И когда дверь за секретарём была крепко прикрыта, ароматный чай источал приятный аромат, а первое печенье ласково похрустывало на зубах тонкими своими лепестками, Хараевский с довольным выражением лица вежливо задал свой вопрос:

— Тэкэра, дорогая, что с адепткой Канпе не так?

Госпожа ректор всё так же улыбалась, щуря и так свои узкие раскосые глаза, пила чай и рассматривала тонкое печенее на свет.

— А что не так, дорогой?

— Всё не так! — Тэкэра поощрительно кивала, слушая декана-боевика, и продолжала улыбаться. — Почему шум из-за пропавшей принцессы совпал с её появлением в Академии? Как девочка на домашнем обучении может показывать такое странное знакомство с приемами боя, которых не встретишь на просторах Бенестарии? Почему её источник такой слабый, а магией она владеет как десятилетний ребёнок?

Госпожа ректор удивленно приподняла брови:

— Так хорошо владеет?

— Тэкэра! — укоризненно протянул Хараевский.
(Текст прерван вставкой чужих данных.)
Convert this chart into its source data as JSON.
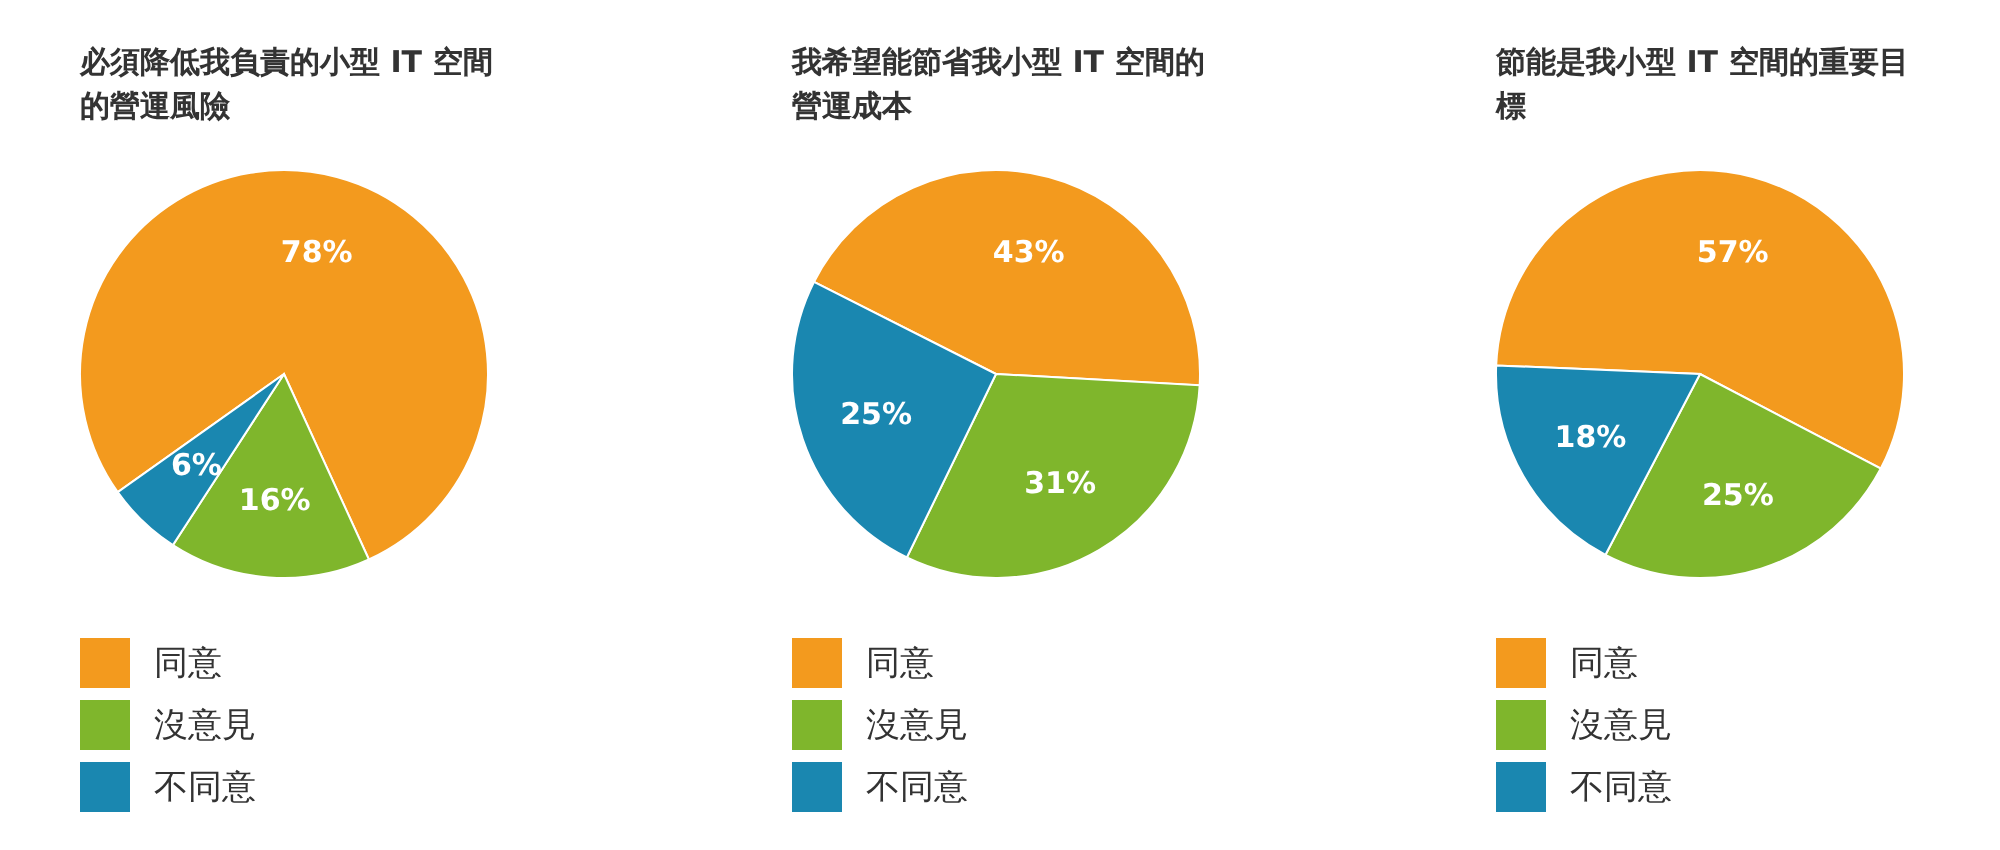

— Не нервничай, дорогой Ильяс, — успокаивающе подняла она маленькую ладонь с изящными пальчиками, так не вязавшуюся с её массивной приземистой фигурой. — Девочка — дочь моей землячки, почти родственницы. Я выполняю посмертную волю женщины, почти завещание, дорогой. Мать Рады, умирая, просила меня взять её на обучение. Понимаешь?
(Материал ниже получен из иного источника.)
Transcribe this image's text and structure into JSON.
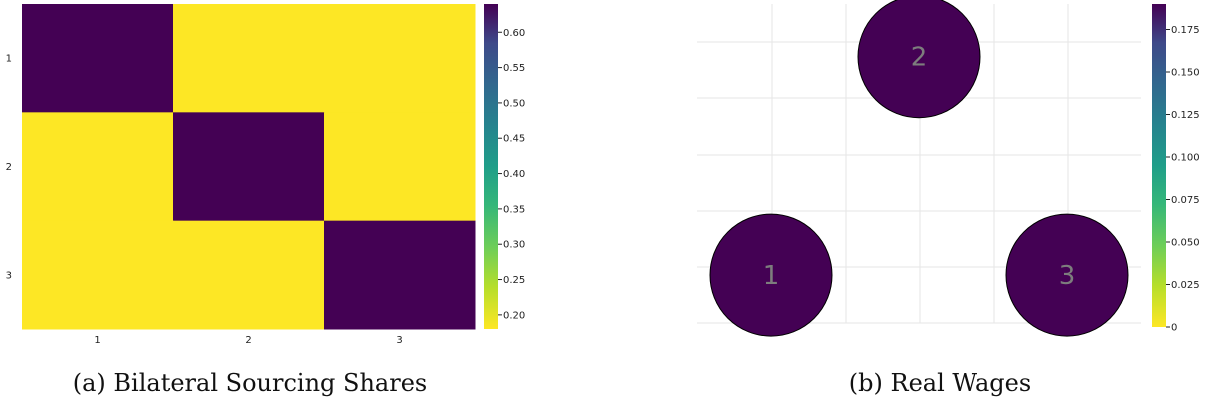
{
  "captions": {
    "a": "(a) Bilateral Sourcing Shares",
    "b": "(b) Real Wages"
  },
  "colors": {
    "viridis_high": "#440154",
    "viridis_low": "#fde725",
    "grid": "#e6e6e6",
    "node_stroke": "#000000",
    "node_label": "#7d7d7d"
  },
  "chart_data": [
    {
      "type": "heatmap",
      "title": "",
      "xlabel": "",
      "ylabel": "",
      "x_categories": [
        "1",
        "2",
        "3"
      ],
      "y_categories": [
        "1",
        "2",
        "3"
      ],
      "values": [
        [
          0.64,
          0.18,
          0.18
        ],
        [
          0.18,
          0.64,
          0.18
        ],
        [
          0.18,
          0.18,
          0.64
        ]
      ],
      "colormap": "viridis_reversed",
      "colorbar": {
        "min": 0.18,
        "max": 0.64,
        "ticks": [
          0.2,
          0.25,
          0.3,
          0.35,
          0.4,
          0.45,
          0.5,
          0.55,
          0.6
        ],
        "tick_labels": [
          "0.20",
          "0.25",
          "0.30",
          "0.35",
          "0.40",
          "0.45",
          "0.50",
          "0.55",
          "0.60"
        ]
      }
    },
    {
      "type": "scatter",
      "title": "",
      "xlabel": "",
      "ylabel": "",
      "grid": true,
      "nodes": [
        {
          "label": "1",
          "x": 1,
          "y": 1,
          "value": 0.19
        },
        {
          "label": "2",
          "x": 2,
          "y": 2.732,
          "value": 0.19
        },
        {
          "label": "3",
          "x": 3,
          "y": 1,
          "value": 0.19
        }
      ],
      "colormap": "viridis_reversed",
      "colorbar": {
        "min": 0,
        "max": 0.19,
        "ticks": [
          0,
          0.025,
          0.05,
          0.075,
          0.1,
          0.125,
          0.15,
          0.175
        ],
        "tick_labels": [
          "0",
          "0.025",
          "0.050",
          "0.075",
          "0.100",
          "0.125",
          "0.150",
          "0.175"
        ]
      }
    }
  ]
}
Орлиный нос Хараевского высокомерно дернулся — он не любил кумовства, и особенно вот этого, восточного, что иногда позволяла себе госпожа ректор. Особенно неприятно его удивляло то, что именно иногда, когда, когда хитрой толстой азиатке это было удобно. Она свою родину, по идее, должна была бы забыть, коль скоро четыре пятых своей немалой жизни провела в Бенестарии. Что уж говорить про обычаи и порядки…

— Но почему у неё такая аура? Что с источником? Зачем было настаивать на зачислении девчонки на второй курс? — декан не заметил, что начал понемногу злиться и повышать голос. Но Тэкэра Тошайовна умиротворяющее улыбалась и покачивала легонько головой в такт своим словам:

— Она хорошая девочка, Ильяс! Очень старательная! А мать её давно уже просила, а сама готовила дочь, как могла. Я даже место для девочки держала с первого курса! А её источник я распечатала вот только недавно!

— Почему он был запечатан?! И как же тогда девчонку готовили к обучению в Академии?

— Запечатан, да не совсем, дорогой Ильяс. У девочки какая-то незначительная капля оставалась в распоряжении. А почему — не знаю. Её матушка была очень странным человеком, — Тэкэра покрутила своими изящными пальчиками в попытке показать насколько же странной была матушка Канпе.

— Тогда почему мы приняли её сразу на второй курс?

— Дорогой, ты же сам согласился с тем, что она справится?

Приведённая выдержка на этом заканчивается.